Film de Sergei Loznitsa – 1h58 – France, Allemagne, Pays Bas, Lettonie, Roumanie, Lituanien – VOST
Les occasions de rire devant un film de Sergei Loznitsa sont rares. Raison de plus pour apprécier la blague soviétique racontée par le directeur de la prison de Briansk à son adjoint dans Deux Procureurs : « Deux bolcheviques se souviennent de leur jeunesse : “Que faisiez-vous avant la révolution ? — J’attendais en prison. — Et après la révolution ? — La prison m’attendait.” » Nous sommes en 1937. En URSS, la Grande Terreur stalinienne est à son apogée. Les militants les plus zélés du Parti communiste sont arrêtés par dizaines de milliers pour être conduits devant le peloton d’exécution ou au goulag. L’un d’eux, Stepniak, a réussi, depuis sa cellule, à transmettre un message (écrit avec son propre sang) pour raconter son calvaire et demander justice.
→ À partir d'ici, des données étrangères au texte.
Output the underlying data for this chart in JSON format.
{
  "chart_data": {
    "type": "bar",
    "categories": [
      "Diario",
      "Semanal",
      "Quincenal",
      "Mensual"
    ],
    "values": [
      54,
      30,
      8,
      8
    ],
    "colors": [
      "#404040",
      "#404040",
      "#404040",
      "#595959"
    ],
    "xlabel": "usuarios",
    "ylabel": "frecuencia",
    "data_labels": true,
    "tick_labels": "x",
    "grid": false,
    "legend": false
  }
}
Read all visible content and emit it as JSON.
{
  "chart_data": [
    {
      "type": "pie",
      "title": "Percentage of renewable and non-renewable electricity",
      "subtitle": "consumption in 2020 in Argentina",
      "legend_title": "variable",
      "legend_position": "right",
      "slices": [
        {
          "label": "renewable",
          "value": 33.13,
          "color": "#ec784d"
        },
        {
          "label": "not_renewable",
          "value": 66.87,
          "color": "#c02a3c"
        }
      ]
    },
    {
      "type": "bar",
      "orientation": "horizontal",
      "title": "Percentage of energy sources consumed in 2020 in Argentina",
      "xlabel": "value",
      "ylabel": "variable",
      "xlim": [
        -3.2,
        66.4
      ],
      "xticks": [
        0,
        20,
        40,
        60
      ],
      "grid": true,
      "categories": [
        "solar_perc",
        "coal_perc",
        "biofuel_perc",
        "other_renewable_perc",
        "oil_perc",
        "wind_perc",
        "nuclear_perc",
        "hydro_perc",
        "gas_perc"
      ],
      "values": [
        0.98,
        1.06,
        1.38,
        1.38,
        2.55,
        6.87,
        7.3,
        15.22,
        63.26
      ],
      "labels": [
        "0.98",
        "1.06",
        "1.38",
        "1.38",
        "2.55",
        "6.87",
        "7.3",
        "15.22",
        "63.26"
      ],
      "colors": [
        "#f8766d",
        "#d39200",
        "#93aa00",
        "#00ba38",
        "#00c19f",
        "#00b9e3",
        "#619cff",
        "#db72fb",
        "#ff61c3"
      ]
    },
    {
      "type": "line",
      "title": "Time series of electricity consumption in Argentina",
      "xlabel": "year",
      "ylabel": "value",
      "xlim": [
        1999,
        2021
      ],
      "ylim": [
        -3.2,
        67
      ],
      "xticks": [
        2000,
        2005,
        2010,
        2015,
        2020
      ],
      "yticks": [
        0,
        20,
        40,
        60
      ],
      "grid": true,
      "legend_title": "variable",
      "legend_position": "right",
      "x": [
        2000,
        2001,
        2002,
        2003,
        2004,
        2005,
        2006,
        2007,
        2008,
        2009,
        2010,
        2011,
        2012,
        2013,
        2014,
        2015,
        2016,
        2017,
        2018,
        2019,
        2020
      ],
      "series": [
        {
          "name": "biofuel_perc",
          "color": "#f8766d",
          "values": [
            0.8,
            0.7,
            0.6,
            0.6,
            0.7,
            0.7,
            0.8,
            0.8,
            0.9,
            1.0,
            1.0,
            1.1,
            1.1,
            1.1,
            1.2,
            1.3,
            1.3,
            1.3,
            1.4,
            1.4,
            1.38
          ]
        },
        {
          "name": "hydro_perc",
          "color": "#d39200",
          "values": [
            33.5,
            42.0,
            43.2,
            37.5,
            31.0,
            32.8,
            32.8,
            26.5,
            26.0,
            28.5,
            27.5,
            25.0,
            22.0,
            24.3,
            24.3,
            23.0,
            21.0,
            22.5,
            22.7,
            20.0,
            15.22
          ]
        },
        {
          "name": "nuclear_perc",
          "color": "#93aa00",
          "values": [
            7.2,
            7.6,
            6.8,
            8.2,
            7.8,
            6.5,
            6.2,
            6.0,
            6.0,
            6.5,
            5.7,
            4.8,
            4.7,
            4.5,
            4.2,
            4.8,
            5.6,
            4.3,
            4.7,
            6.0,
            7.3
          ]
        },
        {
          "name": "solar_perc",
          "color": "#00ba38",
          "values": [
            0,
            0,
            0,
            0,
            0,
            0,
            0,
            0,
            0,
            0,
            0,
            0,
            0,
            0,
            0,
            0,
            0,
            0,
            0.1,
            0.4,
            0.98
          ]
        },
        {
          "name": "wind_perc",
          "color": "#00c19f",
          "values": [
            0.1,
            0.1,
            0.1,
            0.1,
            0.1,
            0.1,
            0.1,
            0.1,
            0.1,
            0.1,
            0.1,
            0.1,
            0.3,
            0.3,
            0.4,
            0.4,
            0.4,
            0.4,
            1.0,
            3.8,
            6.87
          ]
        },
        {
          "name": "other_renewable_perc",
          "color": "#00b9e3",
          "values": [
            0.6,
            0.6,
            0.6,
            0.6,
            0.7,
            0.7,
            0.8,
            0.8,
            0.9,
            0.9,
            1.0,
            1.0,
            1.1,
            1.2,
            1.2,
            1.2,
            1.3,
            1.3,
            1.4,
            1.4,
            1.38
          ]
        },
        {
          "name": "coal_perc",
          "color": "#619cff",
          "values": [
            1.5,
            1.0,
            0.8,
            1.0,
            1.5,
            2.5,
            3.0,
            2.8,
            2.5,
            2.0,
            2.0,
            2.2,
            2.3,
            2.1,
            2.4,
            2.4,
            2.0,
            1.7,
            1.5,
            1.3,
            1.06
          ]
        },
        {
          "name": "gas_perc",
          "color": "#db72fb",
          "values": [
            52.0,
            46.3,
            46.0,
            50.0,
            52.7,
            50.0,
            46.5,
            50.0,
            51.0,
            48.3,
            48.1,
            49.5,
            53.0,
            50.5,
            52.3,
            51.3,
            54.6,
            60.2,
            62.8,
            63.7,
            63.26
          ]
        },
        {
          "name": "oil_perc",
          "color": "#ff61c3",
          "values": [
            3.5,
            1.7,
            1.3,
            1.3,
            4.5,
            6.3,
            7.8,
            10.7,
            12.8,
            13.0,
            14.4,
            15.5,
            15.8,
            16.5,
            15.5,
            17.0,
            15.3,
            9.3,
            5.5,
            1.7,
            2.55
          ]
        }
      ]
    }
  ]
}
Kornev, un jeune procureur tout juste diplômé, demande à le rencontrer derrière les barreaux pour recueillir son témoignage, en dépit des menaces à peine voilées des autorités pénitentiaires…
Le cinéaste ukrainien, grand metteur en scène de l’espace, transforme la prison en un labyrinthe infernal où le magistrat sûr de son bon droit semble tourner en rond, conduit par les geôliers réticents d’escaliers en corridors, de sas en plateformes, avec chaque fois une grille à ouvrir puis à reverrouiller dans un claquement métallique sinistre. Le cadre au format carré, le plan fixe généralisé, l’absence de couleurs vives (à l’exception du rouge sang) renforcent le sentiment d’oppression. On pense bien sûr à Kafka devant cette fable cauchemardesque sur le règne de l’arbitraire, où tragédie et grotesque se mêlent. Mais Loznitsa, comme dans Une femme douce (2017), l’un de ses précédents grands films de fiction, emprunte aussi à Gogol pour évoquer le petit peuple russe, symbolisé par un mutilé de guerre bavard. Ce personnage, lui aussi vétéran de la révolution, fait d’autant plus écho à celui du détenu Stepniak qu’il est interprété par le même acteur, le formidable Alexander Filippenko. Face à lui, Aleksandr Kuznetsov, avec son regard candide, bouleverse en procureur intègre, victime de son idéalisme révolutionnaire, sinon de sa naïveté. Un « idiot » au sens noble du terme, comme les magnifiait Dostoïevski.